E fu la prima volta che si vide entrare al Teatro Biondo, che si trova proprio di fronte alla Vucciria (piazza Caracciolo, lato via Roma), un pubblico che del Biondo conosceva solo la facciata:il putiaro, il polparo, il mevusaro, il tavernaro, il mulunaro, sfincionello, panellaro…figli, nipoti, cugini e ziti.
Entrano pure sigarette ‘mericane, bomboloni, torroncini… e un diavolo di ragazzino entrato chissà come con tutto il motorino.

Le “putie” chiudono un po’ prima per “andare a teatro”.

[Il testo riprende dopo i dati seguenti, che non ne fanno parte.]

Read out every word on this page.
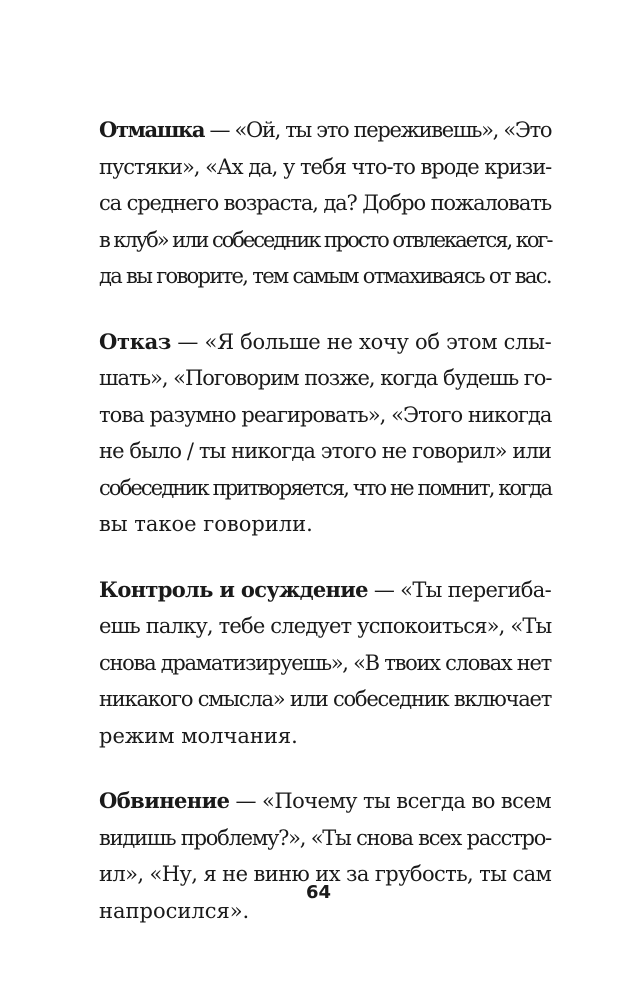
Отмашка — «Ой, ты это переживешь», «Это
пустяки», «Ах да, у тебя что-то вроде кризи-
са среднего возраста, да? Добро пожаловать
в клуб» или собеседник просто отвлекается, ког-
да вы говорите, тем самым отмахиваясь от вас.

Отказ — «Я больше не хочу об этом слы-
шать», «Поговорим позже, когда будешь го-
това разумно реагировать», «Этого никогда
не было / ты никогда этого не говорил» или
собеседник притворяется, что не помнит, когда
вы такое говорили.

Контроль и осуждение — «Ты перегиба-
ешь палку, тебе следует успокоиться», «Ты
снова драматизируешь», «В твоих словах нет
никакого смысла» или собеседник включает
режим молчания.

Обвинение — «Почему ты всегда во всем
видишь проблему?», «Ты снова всех расстро-
ил», «Ну, я не виню их за грубость, ты сам
напросился».

64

Una sintesi di quel teatro nato e cresciuto tra “I Draghi” che viene dalla strada e alla strada ritorna. Il fatto è che la casa ci serviva per mangiare e per dormire, crescevamo fuori tra gli odori e i sapori della strada, tra panelle e sfincionello, tra gli umori della gente, in mezzo a brani e pezzi di vita all’aperto, figli di operai e piccolo-borghesi, figli di quello che una volta era “il popolo”.

Uno spettacolo, quellodei Draghi, che inconsapevolmente assorbivamo. L’abbannìu, le voci degli ambulanti. O la cantata dei muratori, i litigi tra vicini, gli amori furtivi negli androni. E in mezzo alle scale, le prime automobili e la rissa per l’incidente, i“comizi” improvvisati di Totò e Vicè, o anche il calzolaio che recitava la Divina Commedia a memoria.

Mentre i nostri padri, e le nostre madri, ricostruivano la loro vita dopo la guerra, noi crescevamo con l’istinto di fare qualcosa “per conto nostro”.

La provenienza dei promotori

E chissà per quale strana combinazione, i promotori dei “Draghi” provenivano, tranne Ninni Picone, dallo stesso quartiere, la Zisa, o strade limitrofe: Nino Drago, Benedetto Raneli, Gigi Burruano, il sottoscritto, Franco Scaldati………

Per non dire dei talentuosi musicisti a cominciare da Toti Basso, giovanissimo chitarrista poi di fama europea, a Toni Sperandeo e Gianni Alamia. La strada fu cultura, modo di pensare e di guardare, attività e parametro, il teatro fu una prosecuzione della strada e viceversa, un laboratorio aperto all’umore vivo della città.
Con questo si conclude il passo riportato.